What Search Marketers Should Do Next
Because this feature is currently in a testing phase, it may not yet be visible in all Google Ads accounts. However, proactive marketers should take several steps to prepare for its potential widespread rollout:
- Audit Current Campaigns: Review your active AI Max and Performance Max campaigns to see how much of their conversion volume is currently driven by branded search queries. Look at your search term insights to evaluate whether cannibalization is occurring.
- Check Account Settings: Regularly monitor your campaign settings tabs for the appearance of the “Branded Searches” control module. If your account is part of the test group, consider running a split test to compare the performance of an “unbranded only” AI Max campaign against your baseline.
- Refine Brand Lists: Take the time to build and clean your brand exclusion lists at the account level. Having these lists properly configured ensures that if and when the campaign-level controls become available, you can implement them smoothly and accurately.

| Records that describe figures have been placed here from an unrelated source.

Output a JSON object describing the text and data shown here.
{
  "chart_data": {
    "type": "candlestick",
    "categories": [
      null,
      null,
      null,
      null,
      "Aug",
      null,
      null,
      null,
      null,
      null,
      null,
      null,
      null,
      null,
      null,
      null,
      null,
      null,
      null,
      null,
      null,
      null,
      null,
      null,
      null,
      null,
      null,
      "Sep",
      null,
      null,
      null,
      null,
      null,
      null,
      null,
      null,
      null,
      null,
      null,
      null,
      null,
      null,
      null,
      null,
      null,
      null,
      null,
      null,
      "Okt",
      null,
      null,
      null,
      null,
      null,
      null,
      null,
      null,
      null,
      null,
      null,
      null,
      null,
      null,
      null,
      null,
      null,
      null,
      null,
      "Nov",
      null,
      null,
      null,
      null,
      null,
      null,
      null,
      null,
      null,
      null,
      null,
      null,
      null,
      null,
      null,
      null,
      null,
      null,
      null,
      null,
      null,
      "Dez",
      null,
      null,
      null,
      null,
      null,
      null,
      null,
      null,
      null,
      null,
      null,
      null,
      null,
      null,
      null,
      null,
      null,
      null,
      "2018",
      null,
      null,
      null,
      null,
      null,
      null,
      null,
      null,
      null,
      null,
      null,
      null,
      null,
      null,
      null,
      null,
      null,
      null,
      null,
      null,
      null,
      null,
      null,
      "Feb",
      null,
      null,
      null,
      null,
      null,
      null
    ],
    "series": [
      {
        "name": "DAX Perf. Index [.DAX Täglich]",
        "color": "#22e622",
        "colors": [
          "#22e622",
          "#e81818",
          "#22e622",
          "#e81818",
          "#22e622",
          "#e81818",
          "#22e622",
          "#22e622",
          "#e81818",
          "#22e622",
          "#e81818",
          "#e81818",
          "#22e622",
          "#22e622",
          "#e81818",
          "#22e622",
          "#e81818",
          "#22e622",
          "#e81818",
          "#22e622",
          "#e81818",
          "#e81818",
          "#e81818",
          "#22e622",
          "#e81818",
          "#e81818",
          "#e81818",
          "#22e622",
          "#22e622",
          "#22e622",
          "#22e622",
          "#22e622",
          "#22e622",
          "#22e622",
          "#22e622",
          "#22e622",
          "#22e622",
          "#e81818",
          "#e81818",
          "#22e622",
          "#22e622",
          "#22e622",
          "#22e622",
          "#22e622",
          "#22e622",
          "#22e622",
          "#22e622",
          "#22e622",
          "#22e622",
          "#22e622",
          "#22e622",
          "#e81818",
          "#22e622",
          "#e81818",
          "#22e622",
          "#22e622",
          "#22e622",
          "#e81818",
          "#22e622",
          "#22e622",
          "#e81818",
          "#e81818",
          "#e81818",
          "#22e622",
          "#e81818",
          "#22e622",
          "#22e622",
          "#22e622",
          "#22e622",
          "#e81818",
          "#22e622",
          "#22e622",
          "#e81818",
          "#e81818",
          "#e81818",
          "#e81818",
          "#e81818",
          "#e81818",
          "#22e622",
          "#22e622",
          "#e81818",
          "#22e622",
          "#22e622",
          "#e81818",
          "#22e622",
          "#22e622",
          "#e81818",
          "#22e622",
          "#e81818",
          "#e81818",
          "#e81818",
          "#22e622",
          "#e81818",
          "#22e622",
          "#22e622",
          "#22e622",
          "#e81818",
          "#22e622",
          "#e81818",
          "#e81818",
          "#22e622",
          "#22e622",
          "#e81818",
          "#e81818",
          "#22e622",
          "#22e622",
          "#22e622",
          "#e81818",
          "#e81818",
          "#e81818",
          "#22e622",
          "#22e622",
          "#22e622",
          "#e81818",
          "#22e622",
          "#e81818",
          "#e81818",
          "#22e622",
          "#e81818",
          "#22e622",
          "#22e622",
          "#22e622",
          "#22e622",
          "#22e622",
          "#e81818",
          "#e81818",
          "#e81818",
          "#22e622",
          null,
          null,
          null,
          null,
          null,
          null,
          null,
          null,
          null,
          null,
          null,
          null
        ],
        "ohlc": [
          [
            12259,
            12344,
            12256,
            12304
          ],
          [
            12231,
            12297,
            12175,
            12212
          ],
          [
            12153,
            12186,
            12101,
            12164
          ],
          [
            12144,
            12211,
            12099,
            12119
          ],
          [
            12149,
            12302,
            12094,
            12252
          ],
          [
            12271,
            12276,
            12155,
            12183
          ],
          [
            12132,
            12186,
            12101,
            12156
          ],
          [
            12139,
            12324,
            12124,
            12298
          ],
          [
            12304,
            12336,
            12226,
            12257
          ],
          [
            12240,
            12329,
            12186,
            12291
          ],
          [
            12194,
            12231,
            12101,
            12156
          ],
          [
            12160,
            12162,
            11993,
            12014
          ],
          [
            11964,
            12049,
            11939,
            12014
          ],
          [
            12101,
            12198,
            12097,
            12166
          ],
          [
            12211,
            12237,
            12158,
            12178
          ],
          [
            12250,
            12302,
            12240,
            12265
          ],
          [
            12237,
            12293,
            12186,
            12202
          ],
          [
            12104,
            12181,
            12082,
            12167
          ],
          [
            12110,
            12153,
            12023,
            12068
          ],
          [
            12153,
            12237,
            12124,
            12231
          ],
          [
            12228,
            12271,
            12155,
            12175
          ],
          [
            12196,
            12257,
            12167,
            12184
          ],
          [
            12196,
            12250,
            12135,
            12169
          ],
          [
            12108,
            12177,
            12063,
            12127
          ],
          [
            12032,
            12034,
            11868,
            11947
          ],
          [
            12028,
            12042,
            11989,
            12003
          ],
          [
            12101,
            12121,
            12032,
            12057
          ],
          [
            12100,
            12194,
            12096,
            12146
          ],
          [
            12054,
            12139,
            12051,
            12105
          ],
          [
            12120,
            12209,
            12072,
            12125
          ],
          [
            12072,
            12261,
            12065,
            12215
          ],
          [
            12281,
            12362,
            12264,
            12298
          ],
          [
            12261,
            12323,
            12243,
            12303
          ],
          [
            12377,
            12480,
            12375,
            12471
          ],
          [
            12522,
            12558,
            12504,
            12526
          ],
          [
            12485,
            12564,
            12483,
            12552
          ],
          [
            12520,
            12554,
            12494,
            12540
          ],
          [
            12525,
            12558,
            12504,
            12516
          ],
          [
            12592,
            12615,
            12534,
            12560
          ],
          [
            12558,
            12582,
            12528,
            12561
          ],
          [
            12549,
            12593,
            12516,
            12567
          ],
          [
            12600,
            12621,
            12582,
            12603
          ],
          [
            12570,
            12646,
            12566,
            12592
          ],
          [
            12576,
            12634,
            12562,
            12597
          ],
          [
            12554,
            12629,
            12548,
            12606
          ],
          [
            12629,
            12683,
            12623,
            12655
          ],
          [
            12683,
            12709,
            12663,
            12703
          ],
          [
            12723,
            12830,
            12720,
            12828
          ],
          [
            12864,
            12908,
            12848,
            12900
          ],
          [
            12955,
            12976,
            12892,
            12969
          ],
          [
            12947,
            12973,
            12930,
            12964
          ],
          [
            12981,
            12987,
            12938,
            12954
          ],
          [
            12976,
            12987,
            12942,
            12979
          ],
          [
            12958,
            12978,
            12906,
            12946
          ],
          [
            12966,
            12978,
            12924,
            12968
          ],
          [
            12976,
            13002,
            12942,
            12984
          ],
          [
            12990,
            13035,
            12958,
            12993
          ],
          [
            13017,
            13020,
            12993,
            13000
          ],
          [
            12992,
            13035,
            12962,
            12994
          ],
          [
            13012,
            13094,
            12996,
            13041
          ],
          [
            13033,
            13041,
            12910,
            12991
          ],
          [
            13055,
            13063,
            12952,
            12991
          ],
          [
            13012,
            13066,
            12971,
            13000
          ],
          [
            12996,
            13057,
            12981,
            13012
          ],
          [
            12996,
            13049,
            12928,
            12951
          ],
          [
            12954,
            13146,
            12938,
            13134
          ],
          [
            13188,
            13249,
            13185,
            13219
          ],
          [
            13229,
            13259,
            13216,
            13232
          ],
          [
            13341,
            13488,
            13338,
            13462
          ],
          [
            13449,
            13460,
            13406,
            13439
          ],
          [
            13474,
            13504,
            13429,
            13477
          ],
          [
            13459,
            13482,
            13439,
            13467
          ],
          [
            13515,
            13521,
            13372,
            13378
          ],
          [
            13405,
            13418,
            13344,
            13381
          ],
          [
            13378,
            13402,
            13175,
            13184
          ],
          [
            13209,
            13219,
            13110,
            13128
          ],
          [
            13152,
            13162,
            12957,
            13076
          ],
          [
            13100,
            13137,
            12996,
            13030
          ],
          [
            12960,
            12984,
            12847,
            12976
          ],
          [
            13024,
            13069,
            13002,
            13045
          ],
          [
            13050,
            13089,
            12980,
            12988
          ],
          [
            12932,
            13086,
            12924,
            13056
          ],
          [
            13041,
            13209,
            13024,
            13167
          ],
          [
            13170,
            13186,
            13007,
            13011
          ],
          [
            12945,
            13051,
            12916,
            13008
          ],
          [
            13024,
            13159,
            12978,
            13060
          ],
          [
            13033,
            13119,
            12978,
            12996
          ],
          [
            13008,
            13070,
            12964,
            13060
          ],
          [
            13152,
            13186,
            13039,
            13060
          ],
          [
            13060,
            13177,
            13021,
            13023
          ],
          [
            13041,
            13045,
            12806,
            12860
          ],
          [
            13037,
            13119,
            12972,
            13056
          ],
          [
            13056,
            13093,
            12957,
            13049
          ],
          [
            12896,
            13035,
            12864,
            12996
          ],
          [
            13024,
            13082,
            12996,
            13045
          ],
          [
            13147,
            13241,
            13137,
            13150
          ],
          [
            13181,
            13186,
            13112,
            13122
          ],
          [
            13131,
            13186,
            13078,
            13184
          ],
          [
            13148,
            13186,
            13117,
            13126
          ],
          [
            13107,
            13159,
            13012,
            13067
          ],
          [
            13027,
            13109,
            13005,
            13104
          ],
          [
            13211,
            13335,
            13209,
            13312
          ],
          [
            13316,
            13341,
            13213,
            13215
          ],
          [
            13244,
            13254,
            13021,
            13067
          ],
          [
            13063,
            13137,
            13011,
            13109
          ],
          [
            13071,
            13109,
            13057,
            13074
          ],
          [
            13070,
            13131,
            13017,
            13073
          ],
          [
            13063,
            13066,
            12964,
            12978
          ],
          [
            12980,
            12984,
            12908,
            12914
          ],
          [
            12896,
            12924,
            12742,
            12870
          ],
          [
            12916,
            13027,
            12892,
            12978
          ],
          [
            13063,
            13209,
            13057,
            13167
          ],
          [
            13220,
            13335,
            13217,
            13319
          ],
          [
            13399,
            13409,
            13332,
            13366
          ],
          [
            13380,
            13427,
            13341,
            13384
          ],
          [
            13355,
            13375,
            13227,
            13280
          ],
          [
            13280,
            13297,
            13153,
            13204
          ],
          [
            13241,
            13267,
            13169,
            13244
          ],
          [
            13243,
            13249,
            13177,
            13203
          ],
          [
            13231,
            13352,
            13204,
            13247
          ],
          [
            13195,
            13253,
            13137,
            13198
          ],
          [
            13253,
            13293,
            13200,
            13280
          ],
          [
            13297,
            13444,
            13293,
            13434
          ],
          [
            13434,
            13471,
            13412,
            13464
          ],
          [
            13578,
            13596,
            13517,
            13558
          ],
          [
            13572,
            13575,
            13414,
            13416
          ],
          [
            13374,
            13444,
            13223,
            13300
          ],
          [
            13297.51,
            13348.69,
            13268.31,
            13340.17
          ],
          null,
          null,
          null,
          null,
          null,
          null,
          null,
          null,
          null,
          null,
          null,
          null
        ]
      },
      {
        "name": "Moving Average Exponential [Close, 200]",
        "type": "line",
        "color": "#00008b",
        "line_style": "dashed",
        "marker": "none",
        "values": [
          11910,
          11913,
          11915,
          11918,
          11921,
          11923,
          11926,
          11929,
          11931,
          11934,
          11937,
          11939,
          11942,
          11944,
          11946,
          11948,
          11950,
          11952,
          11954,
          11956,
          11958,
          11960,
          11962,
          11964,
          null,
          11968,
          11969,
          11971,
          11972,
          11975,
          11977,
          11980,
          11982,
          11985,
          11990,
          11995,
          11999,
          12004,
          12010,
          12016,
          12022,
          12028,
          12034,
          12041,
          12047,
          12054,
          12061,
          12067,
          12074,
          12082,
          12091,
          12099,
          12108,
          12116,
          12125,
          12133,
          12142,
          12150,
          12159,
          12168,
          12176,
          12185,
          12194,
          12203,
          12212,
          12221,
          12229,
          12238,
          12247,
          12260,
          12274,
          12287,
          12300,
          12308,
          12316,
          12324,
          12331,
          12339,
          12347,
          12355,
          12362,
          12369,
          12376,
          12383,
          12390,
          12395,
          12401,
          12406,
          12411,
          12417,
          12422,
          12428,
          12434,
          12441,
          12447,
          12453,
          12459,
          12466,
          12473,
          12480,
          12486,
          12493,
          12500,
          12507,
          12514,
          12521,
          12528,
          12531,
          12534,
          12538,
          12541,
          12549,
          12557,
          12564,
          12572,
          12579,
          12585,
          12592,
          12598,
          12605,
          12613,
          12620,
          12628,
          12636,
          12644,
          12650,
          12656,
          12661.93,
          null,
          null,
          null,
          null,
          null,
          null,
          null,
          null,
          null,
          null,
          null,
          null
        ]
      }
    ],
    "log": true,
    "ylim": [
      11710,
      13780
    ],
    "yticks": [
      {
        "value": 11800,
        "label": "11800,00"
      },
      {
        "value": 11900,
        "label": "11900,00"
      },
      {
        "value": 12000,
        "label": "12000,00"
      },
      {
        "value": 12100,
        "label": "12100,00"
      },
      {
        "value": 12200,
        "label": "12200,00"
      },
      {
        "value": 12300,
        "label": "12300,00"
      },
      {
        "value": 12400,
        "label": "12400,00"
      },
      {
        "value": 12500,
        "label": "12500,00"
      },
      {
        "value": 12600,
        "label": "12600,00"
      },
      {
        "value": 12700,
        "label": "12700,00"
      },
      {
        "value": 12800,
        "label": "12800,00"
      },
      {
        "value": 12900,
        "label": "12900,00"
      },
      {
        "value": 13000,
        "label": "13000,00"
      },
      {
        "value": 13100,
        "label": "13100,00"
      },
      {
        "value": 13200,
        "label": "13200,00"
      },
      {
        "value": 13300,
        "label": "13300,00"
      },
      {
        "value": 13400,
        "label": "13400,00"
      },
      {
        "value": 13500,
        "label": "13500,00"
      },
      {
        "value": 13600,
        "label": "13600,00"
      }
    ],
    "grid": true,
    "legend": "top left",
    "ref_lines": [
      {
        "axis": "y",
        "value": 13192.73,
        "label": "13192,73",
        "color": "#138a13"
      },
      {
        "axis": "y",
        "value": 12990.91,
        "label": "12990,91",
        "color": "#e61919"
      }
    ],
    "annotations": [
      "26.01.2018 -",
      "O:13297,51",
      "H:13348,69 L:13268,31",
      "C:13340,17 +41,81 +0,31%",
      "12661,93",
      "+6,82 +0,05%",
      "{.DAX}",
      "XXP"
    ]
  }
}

- Re-evaluate Budget Allocation: Think about how your budgeting strategy might change if you could guarantee your AI Max campaign was only prospecting. You may want to shift budget out of generic search campaigns and into an “unbranded only” AI Max campaign, or conversely, allocate a dedicated budget to a highly controlled, manual brand campaign to capture high-intent traffic safely.
As search engines continue to integrate generative AI and complex automated bidding strategies deeper into their core products, the role of the search marketer is shifting from manual operator to strategic orchestrator. Features like the branded search controls currently being tested in AI Max campaigns provide the exact type of leverage marketers need to steer AI toward profitable, incremental growth.